Charles Bukowski
Çeviren: Abdullah Emre Aladağ
Yırtılırken sarı gölge
Sıçrarken çılgın gözlerle kedi
Yaslanırken tahtaya yaşlı barmen
Uyurken sinek kuşu
Sen biliyorsun ve ben biliyorum ve Sen de biliyorsun…
Sahte savaş alanlarında talim yaparken tanklar
Otoyolda çalışırken lastiklerin
Ağlarken ucuz burbonla sarhoş cüce tek başına geceleri
Yetiştirilirken boğalar matadorlar için
Çimenler izlerken seni
Ağaçlar izlerken
Barındırırken deniz engin ve de gerçek yaratıkları
Sen biliyorsun ve ben biliyorum ve Sen de biliyorsun…
Yatağın altında hüznü ve ihtişamı iki terliğin
Kalbinin kanınla raks ettiği bale
Genç aşk kızları nefret edecek bir gün aynalarından
Cehennemde mesai fazlası
Öğle yemeğinde hasta salatası
Sen biliyorsun ve ben biliyorum ve Sen de biliyorsun…
Bildiğimiz son, alçak bir dalavere gibi geliyor
O iğrenç acıdan sonra ama
Sen biliyorsun ve ben biliyorum ve Sen de biliyorsun…
Kimi zaman hiçlikten gelip çatan sevinç
Şahin gibi yükseliyor ay imkânsızlık üstünden
Sen biliyorsun ve ben biliyorum ve Sen de biliyorsun…
Tamam bir coşkunun şaşı çılgınlığı
Biliyoruz sonunda aldatılmadığımızı.
Sen biliyorsun ve ben biliyorum ve Sen de biliyorsun…

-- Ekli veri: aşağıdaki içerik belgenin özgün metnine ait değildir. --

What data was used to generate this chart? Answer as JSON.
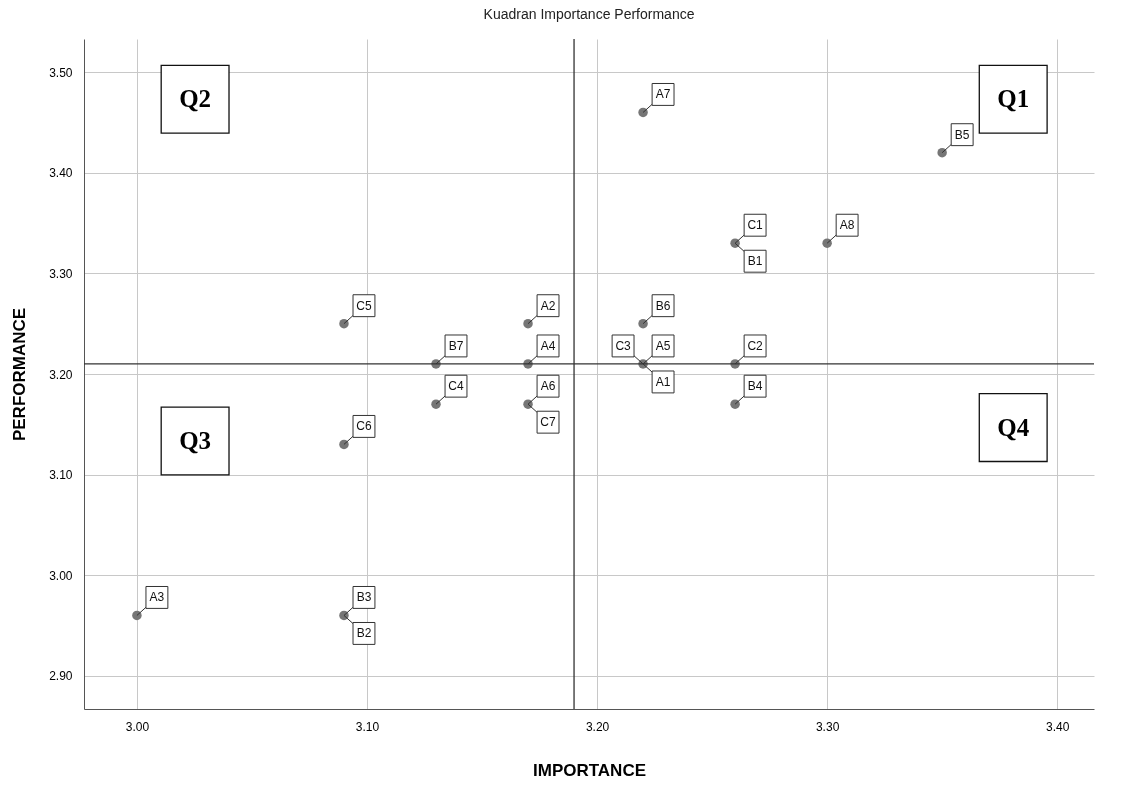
{
  "chart_data": {
    "type": "scatter",
    "title": "Kuadran Importance Performance",
    "xlabel": "IMPORTANCE",
    "ylabel": "PERFORMANCE",
    "x": [
      3.0,
      3.09,
      3.09,
      3.09,
      3.13,
      3.13,
      3.17,
      3.17,
      3.17,
      3.22,
      3.22,
      3.22,
      3.26,
      3.26,
      3.26,
      3.3,
      3.35
    ],
    "series": [
      {
        "color": "#767676",
        "values": [
          2.96,
          2.96,
          3.25,
          3.13,
          3.21,
          3.17,
          3.25,
          3.21,
          3.17,
          3.46,
          3.25,
          3.21,
          3.33,
          3.21,
          3.17,
          3.33,
          3.42
        ]
      }
    ],
    "marker": "circle",
    "grid": true,
    "xlim": [
      2.977,
      3.416
    ],
    "xticks": [
      {
        "value": 3.0,
        "label": "3.00"
      },
      {
        "value": 3.1,
        "label": "3.10"
      },
      {
        "value": 3.2,
        "label": "3.20"
      },
      {
        "value": 3.3,
        "label": "3.30"
      },
      {
        "value": 3.4,
        "label": "3.40"
      }
    ],
    "ylim": [
      2.867,
      3.533
    ],
    "yticks": [
      {
        "value": 2.9,
        "label": "2.90"
      },
      {
        "value": 3.0,
        "label": "3.00"
      },
      {
        "value": 3.1,
        "label": "3.10"
      },
      {
        "value": 3.2,
        "label": "3.20"
      },
      {
        "value": 3.3,
        "label": "3.30"
      },
      {
        "value": 3.4,
        "label": "3.40"
      },
      {
        "value": 3.5,
        "label": "3.50"
      }
    ],
    "ref_lines": [
      {
        "axis": "x",
        "value": 3.19,
        "color": "#333333"
      },
      {
        "axis": "y",
        "value": 3.21,
        "color": "#333333"
      }
    ],
    "annotations": [
      "Q1",
      "Q2",
      "Q3",
      "Q4",
      {
        "text": "A3",
        "x": 3.0,
        "y": 2.96
      },
      {
        "text": "B3",
        "x": 3.09,
        "y": 2.96
      },
      {
        "text": "B2",
        "x": 3.09,
        "y": 2.96
      },
      {
        "text": "C5",
        "x": 3.09,
        "y": 3.25
      },
      {
        "text": "C6",
        "x": 3.09,
        "y": 3.13
      },
      {
        "text": "B7",
        "x": 3.13,
        "y": 3.21
      },
      {
        "text": "C4",
        "x": 3.13,
        "y": 3.17
      },
      {
        "text": "A2",
        "x": 3.17,
        "y": 3.25
      },
      {
        "text": "A4",
        "x": 3.17,
        "y": 3.21
      },
      {
        "text": "A6",
        "x": 3.17,
        "y": 3.17
      },
      {
        "text": "C7",
        "x": 3.17,
        "y": 3.17
      },
      {
        "text": "A7",
        "x": 3.22,
        "y": 3.46
      },
      {
        "text": "B6",
        "x": 3.22,
        "y": 3.25
      },
      {
        "text": "A5",
        "x": 3.22,
        "y": 3.21
      },
      {
        "text": "A1",
        "x": 3.22,
        "y": 3.21
      },
      {
        "text": "C3",
        "x": 3.22,
        "y": 3.21
      },
      {
        "text": "C1",
        "x": 3.26,
        "y": 3.33
      },
      {
        "text": "B1",
        "x": 3.26,
        "y": 3.33
      },
      {
        "text": "C2",
        "x": 3.26,
        "y": 3.21
      },
      {
        "text": "B4",
        "x": 3.26,
        "y": 3.17
      },
      {
        "text": "A8",
        "x": 3.3,
        "y": 3.33
      },
      {
        "text": "B5",
        "x": 3.35,
        "y": 3.42
      }
    ]
  }
}
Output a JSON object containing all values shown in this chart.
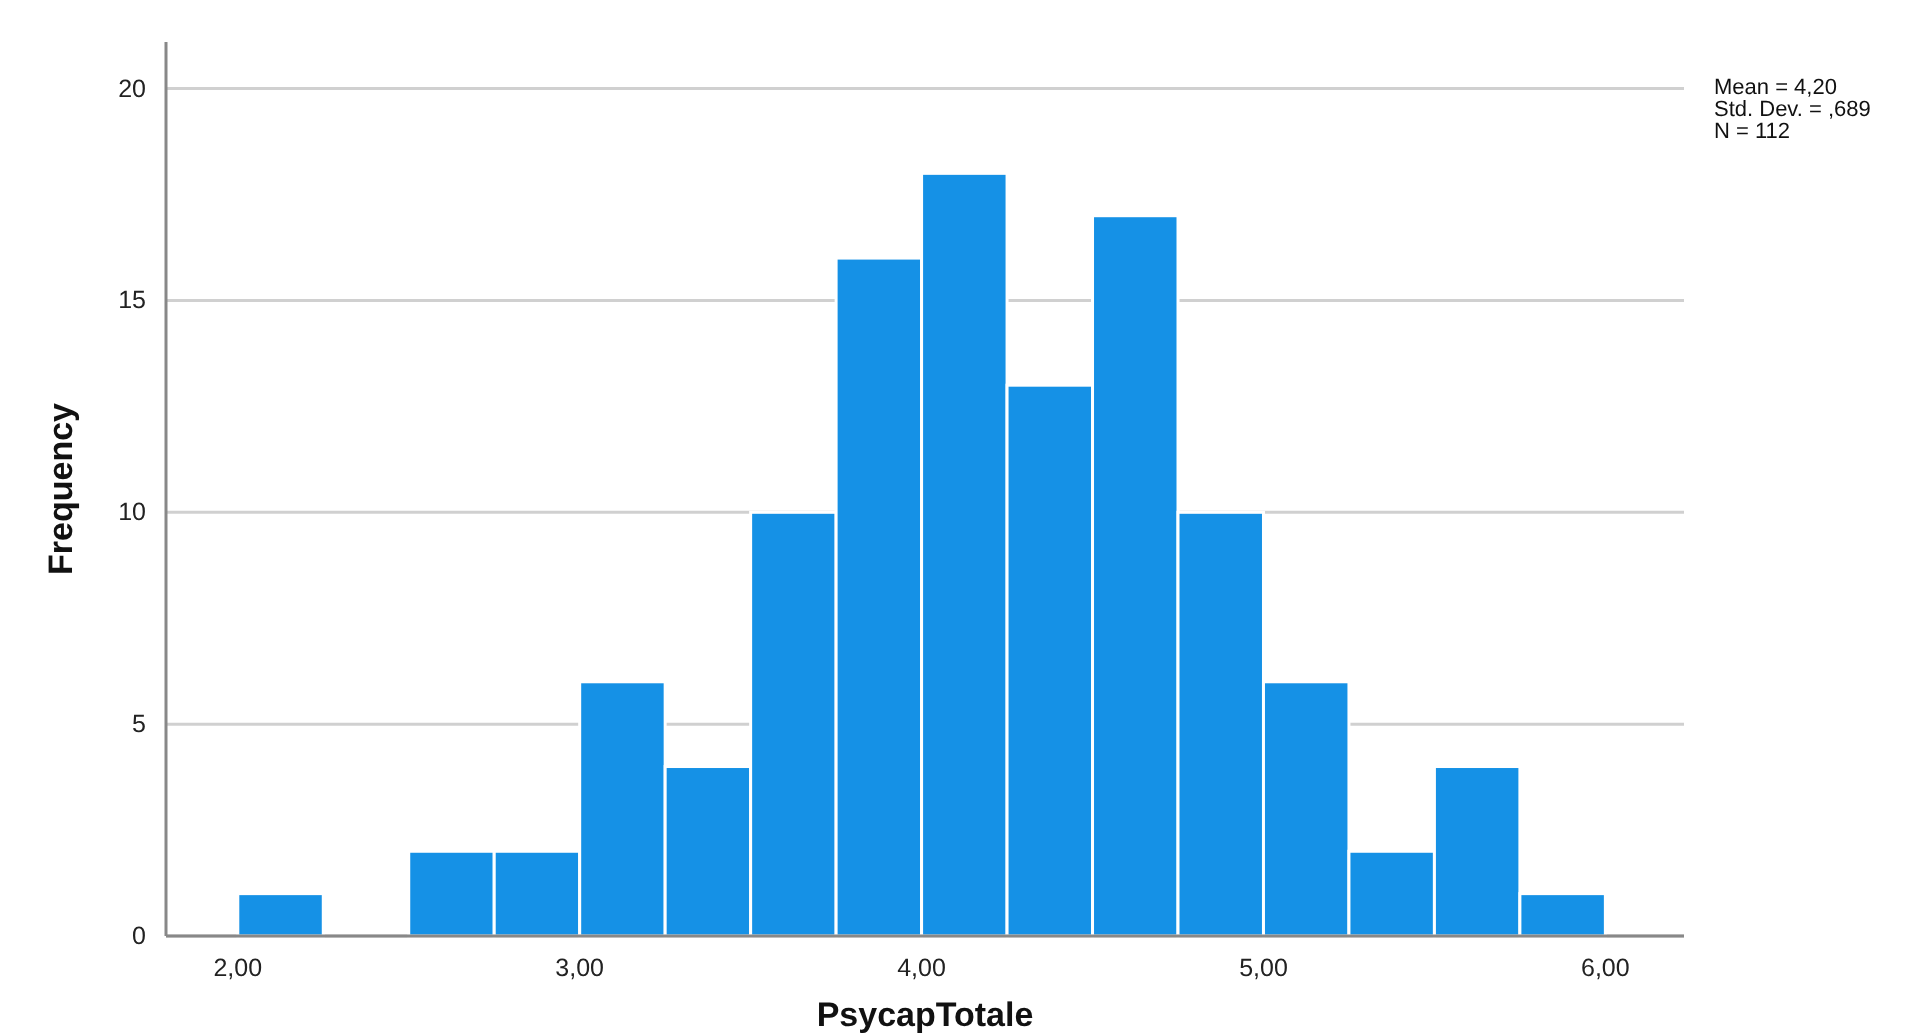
{
  "chart_data": {
    "type": "histogram",
    "xlabel": "PsycapTotale",
    "ylabel": "Frequency",
    "bins": [
      2,
      2.25,
      2.5,
      2.75,
      3,
      3.25,
      3.5,
      3.75,
      4,
      4.25,
      4.5,
      4.75,
      5,
      5.25,
      5.5,
      5.75,
      6
    ],
    "values": [
      1,
      0,
      2,
      2,
      6,
      4,
      10,
      16,
      18,
      13,
      17,
      10,
      6,
      2,
      4,
      1
    ],
    "color": "#1591e6",
    "xlim": [
      1.79,
      6.23
    ],
    "ylim": [
      0,
      21.1
    ],
    "xticks": [
      {
        "value": 2,
        "label": "2,00"
      },
      {
        "value": 3,
        "label": "3,00"
      },
      {
        "value": 4,
        "label": "4,00"
      },
      {
        "value": 5,
        "label": "5,00"
      },
      {
        "value": 6,
        "label": "6,00"
      }
    ],
    "yticks": [
      0,
      5,
      10,
      15,
      20
    ],
    "grid": "y",
    "annotations": [
      "Mean = 4,20",
      "Std. Dev. = ,689",
      "N = 112"
    ]
  }
}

İzlerken ellerimizi, ayaklarımızı, hayatlarımızı, yolumuzu
Uyuyan o sinek kuşu
Katledilmiş orduların ölüleri
Yüzleştiğinde seni yiyen güneş
Sen biliyorsun ve ben biliyorum ve Sen de biliyorsun…
Ölümü alt edeceğiz.
*Thee kelimesi, arkaik dilde sen ve tanrı kelimeleri demek olduğundan bu şekilde bir kullanımı uygun gördüm.